Saturday, March 21, 2009

Thunder Bay Works the Crowd at Seatrade 2009

Seatrade Cruise Shipping Miami 2009 ( has come and gone and for the second year in a row, Tourism Thunder Bay had an enhanced presence at the world's largest gathering of cruise shipping industry decision makers.

As part of the 25 member Great Lakes Cruising Coalition or GLCC (, I attended this year's event for the second year in a row, bringing a dedicated Lake Superior flavour to the exhibition. This year, I joined the Executive Director of the GLCC, Stephen Burnnet, and fellow directors from both Canadian and U.S. ports to sell the Great Lakes as a new and exciting destination for cruise lines always looking ahead to develop new itineraries.

The weeklong event culiminated with a reception and dinner at Miami Beach's Delano Hotel, hosted by the GLCC and sponsored by the Ontario Ministry of Tourism, that attracted 12 vessel owners and tour operators. This dinner allowed us to build new relationships with qualified and interested vessel operators and gave us all time to sell the lakes in a informal and relaxed setting. We're looking forward to following up with these interested parties throughout the coming year.

Thunder Bay was also profiled as an up and coming destination in the Seatrade edition of Cruise North America magazine and a picture of our new Pool 6 cruise ship dock was featured (with your's truly kayaking adjacent to it). This exposures helps increase our profile and ensure we remain part of the group leading the charge to bring cruising to the Great Lakes.

For Tourism Thunder Bay, our involvement in the GLCC is a long term strategic investment to attract an affluent niche experience seeking market. With two vessels, including Travel Dynamic's MV Clelia II ( scheduling 12 stops in the city in 2009, the direct and induced economic impact of these vessels will be in excess of $523 000. Working to bring the vessels here and keeping the operators satisfied takes a lot of effort and over 40 local businesses, many small operations, benefit economically. In fact, despite the vessels only being in port a total of 12 days, the financial impact spread across the tour operators, visitor attractions and vessel support services will create almost 2 full year equivilants of employment. While that doesn't seem like a lot, every job counts.
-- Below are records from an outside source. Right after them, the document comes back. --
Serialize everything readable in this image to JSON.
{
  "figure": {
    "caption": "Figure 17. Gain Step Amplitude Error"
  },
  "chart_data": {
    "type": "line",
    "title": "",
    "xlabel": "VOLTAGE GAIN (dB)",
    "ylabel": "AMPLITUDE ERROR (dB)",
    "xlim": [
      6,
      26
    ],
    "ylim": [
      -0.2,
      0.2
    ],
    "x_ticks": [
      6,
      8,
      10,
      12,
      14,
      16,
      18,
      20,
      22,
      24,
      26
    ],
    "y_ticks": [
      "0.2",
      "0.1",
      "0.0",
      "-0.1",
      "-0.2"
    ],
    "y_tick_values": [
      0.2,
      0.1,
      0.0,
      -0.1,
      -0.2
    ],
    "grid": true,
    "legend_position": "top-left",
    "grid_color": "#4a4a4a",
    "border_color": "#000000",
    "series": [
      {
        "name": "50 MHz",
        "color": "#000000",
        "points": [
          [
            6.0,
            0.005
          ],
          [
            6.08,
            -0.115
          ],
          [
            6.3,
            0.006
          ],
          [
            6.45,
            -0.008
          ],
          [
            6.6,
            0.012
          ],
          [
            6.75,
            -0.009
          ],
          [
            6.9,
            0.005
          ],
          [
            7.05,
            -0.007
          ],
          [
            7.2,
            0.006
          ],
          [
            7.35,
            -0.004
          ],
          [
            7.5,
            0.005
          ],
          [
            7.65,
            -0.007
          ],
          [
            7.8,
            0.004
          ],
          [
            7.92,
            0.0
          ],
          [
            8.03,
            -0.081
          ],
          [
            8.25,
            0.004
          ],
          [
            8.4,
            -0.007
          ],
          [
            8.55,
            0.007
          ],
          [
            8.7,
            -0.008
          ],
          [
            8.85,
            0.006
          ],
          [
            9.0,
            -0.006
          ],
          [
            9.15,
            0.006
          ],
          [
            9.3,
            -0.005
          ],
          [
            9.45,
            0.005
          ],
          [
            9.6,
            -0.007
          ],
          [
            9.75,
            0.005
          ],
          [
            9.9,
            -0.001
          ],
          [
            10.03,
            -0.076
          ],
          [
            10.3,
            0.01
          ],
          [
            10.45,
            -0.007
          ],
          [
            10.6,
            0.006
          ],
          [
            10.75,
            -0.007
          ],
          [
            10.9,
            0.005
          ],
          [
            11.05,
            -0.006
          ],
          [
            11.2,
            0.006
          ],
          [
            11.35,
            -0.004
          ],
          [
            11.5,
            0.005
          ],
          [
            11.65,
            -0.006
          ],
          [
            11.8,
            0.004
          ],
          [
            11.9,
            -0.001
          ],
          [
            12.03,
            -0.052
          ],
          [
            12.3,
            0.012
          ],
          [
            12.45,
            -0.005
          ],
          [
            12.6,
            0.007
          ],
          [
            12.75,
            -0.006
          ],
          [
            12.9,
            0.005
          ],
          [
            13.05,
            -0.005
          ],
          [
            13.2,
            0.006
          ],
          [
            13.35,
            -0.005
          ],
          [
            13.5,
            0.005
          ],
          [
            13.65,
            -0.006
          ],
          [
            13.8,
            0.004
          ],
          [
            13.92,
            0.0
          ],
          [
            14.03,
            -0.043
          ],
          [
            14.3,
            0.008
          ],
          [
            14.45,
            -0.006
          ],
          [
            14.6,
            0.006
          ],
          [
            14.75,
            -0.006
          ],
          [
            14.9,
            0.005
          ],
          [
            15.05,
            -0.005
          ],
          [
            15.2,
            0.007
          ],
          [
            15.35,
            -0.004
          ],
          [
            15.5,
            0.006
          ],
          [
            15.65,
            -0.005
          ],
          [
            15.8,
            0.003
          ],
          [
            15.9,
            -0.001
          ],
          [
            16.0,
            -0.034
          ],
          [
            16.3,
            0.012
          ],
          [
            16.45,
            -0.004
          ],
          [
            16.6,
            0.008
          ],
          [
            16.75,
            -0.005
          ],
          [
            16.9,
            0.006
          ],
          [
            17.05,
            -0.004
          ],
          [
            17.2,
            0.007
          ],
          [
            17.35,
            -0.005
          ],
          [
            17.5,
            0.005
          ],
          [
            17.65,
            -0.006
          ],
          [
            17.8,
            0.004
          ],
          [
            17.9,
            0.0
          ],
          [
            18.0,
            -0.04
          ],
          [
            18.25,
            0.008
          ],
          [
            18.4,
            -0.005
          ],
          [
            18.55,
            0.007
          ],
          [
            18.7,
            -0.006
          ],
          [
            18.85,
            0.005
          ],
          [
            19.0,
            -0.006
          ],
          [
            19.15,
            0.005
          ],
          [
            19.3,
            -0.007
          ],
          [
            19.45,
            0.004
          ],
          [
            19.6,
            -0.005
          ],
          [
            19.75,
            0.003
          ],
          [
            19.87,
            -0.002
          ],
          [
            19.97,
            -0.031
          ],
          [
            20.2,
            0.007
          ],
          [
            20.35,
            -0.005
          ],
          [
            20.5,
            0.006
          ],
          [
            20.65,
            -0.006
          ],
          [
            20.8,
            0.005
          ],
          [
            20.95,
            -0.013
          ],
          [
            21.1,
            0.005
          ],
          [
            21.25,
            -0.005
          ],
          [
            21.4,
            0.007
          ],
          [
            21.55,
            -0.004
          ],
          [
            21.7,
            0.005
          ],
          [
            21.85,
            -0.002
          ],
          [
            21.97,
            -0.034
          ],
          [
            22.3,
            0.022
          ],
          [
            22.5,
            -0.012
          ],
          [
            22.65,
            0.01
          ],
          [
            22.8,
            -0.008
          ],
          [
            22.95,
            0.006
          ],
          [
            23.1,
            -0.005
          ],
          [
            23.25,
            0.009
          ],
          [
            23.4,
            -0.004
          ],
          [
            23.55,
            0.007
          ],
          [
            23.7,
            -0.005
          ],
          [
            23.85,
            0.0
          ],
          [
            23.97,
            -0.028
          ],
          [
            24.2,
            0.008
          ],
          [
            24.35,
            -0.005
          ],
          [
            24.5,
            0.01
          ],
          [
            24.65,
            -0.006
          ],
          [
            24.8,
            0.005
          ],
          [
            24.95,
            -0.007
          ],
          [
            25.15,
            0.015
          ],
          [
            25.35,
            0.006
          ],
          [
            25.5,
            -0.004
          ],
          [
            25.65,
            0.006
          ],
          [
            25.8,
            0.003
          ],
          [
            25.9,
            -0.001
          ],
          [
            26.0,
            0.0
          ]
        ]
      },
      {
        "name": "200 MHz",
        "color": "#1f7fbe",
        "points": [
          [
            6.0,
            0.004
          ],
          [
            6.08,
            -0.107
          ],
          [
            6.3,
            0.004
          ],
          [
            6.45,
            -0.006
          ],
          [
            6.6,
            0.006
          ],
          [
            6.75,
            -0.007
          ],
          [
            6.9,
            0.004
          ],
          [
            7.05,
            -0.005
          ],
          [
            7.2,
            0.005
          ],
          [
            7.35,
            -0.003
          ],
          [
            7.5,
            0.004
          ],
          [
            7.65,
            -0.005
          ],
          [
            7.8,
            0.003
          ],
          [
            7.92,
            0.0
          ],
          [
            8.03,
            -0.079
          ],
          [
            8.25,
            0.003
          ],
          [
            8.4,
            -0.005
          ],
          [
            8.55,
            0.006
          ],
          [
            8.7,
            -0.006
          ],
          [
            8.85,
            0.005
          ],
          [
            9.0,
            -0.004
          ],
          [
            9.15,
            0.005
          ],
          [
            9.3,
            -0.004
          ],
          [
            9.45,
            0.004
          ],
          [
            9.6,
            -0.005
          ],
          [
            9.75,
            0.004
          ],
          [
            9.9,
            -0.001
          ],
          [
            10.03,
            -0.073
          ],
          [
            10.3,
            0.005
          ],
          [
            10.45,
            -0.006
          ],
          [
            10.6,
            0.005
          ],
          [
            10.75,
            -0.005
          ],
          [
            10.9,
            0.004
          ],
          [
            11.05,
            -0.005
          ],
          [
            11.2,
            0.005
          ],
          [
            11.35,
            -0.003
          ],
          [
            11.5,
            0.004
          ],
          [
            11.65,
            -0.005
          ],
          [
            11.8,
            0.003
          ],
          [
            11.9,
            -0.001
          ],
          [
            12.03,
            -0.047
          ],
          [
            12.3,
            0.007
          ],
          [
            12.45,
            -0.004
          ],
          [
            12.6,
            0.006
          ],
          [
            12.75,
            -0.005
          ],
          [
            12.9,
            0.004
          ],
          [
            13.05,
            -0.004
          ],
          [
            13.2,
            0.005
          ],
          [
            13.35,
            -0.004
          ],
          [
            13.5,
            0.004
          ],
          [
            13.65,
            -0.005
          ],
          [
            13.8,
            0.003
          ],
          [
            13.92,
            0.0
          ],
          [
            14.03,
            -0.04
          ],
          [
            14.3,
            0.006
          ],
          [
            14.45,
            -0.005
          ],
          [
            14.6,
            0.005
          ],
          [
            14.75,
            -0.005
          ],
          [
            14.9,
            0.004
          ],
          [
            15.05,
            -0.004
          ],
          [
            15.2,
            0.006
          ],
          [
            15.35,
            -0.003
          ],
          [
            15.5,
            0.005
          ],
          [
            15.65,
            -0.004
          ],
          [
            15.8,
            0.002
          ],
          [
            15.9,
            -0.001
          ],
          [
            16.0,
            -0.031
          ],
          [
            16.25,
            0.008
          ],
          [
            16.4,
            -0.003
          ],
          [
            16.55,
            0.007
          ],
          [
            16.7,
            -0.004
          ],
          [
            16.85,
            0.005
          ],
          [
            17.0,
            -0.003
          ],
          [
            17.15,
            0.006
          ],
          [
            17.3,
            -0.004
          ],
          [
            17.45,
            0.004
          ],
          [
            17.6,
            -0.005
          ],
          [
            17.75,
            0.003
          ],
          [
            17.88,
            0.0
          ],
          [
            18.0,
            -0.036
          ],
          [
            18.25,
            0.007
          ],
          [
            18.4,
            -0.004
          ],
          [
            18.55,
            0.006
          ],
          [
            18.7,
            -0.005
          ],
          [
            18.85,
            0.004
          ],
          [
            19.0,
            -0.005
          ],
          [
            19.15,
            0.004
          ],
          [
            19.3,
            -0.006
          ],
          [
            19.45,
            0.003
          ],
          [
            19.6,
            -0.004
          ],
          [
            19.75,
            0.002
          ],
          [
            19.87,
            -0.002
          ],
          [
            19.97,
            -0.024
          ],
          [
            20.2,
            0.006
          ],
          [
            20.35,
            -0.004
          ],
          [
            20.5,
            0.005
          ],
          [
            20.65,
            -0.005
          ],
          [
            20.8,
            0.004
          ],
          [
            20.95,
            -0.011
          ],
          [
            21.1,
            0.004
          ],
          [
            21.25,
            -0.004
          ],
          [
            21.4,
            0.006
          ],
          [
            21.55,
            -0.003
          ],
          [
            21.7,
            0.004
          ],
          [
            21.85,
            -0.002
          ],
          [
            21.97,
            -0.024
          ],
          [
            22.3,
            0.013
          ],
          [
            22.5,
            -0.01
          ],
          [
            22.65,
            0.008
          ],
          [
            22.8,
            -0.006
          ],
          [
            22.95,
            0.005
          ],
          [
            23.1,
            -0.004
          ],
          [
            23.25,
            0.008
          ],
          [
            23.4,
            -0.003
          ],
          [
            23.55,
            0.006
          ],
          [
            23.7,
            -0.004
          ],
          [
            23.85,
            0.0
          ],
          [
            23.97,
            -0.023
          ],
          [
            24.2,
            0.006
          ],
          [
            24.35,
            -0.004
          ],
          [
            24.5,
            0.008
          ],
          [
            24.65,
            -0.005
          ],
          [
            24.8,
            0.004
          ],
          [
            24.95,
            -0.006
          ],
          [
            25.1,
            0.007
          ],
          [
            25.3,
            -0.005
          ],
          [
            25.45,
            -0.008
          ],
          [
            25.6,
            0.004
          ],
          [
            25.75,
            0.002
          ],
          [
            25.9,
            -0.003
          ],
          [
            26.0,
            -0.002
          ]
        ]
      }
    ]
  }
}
An increased presence at industry venues like Seatrade serve other important functions that align with our tourism strategy. Focusing on industry forums rather than consumer shows allows us to work on partnerships that could bring hundreds, if not thousands of visitors into the city through one or several group operators whereas through consumer shows, where thousands of people come through the door and great efforts are made to bring visitors to the community two or three at a time.

Placing greater focus on the experience seeker is a key change in our marketing strategy, and increases the likelyhood of success as well. Seventy five percent of travellers choose a destination based on whole or in part on the experience they are looking for and not the destination. Building itineraries and services to attract even a small share of the multi billion dollar cruising market provides greater opportunities to connect with potential new visitors and raise the profile of Thunder Bay across a wider global audience. Cruise shipping has a sexiness to it and being a port of call only elevates our community's reputation as a modern progressive city and must see destination.

I believe Lake Superior is as exotic as the Galapagos Islands for the right cruise operator and believe Thunder Bay has the strategic advantages and assets to be positoned as a cruise terminal for the smaller expedition class of cruise ships. The vastness of the lake, a variety of ports and shore activities around it, and unique selling propositions such as the Lake Superior National Marine Conservation area help define the product. The city's port and airport infrastructure give us great airlift and vessel servicing capabilities, making for an ideal opportunity to develop new economic opportunities for the community and region.

Its not a quick win and with cruise lines looking 3-6 years out for new vessel deployment opportunities, the work we do now will take time to materialize. However as I like to say, "There are two good times to plant a tree. 20 years ago and today."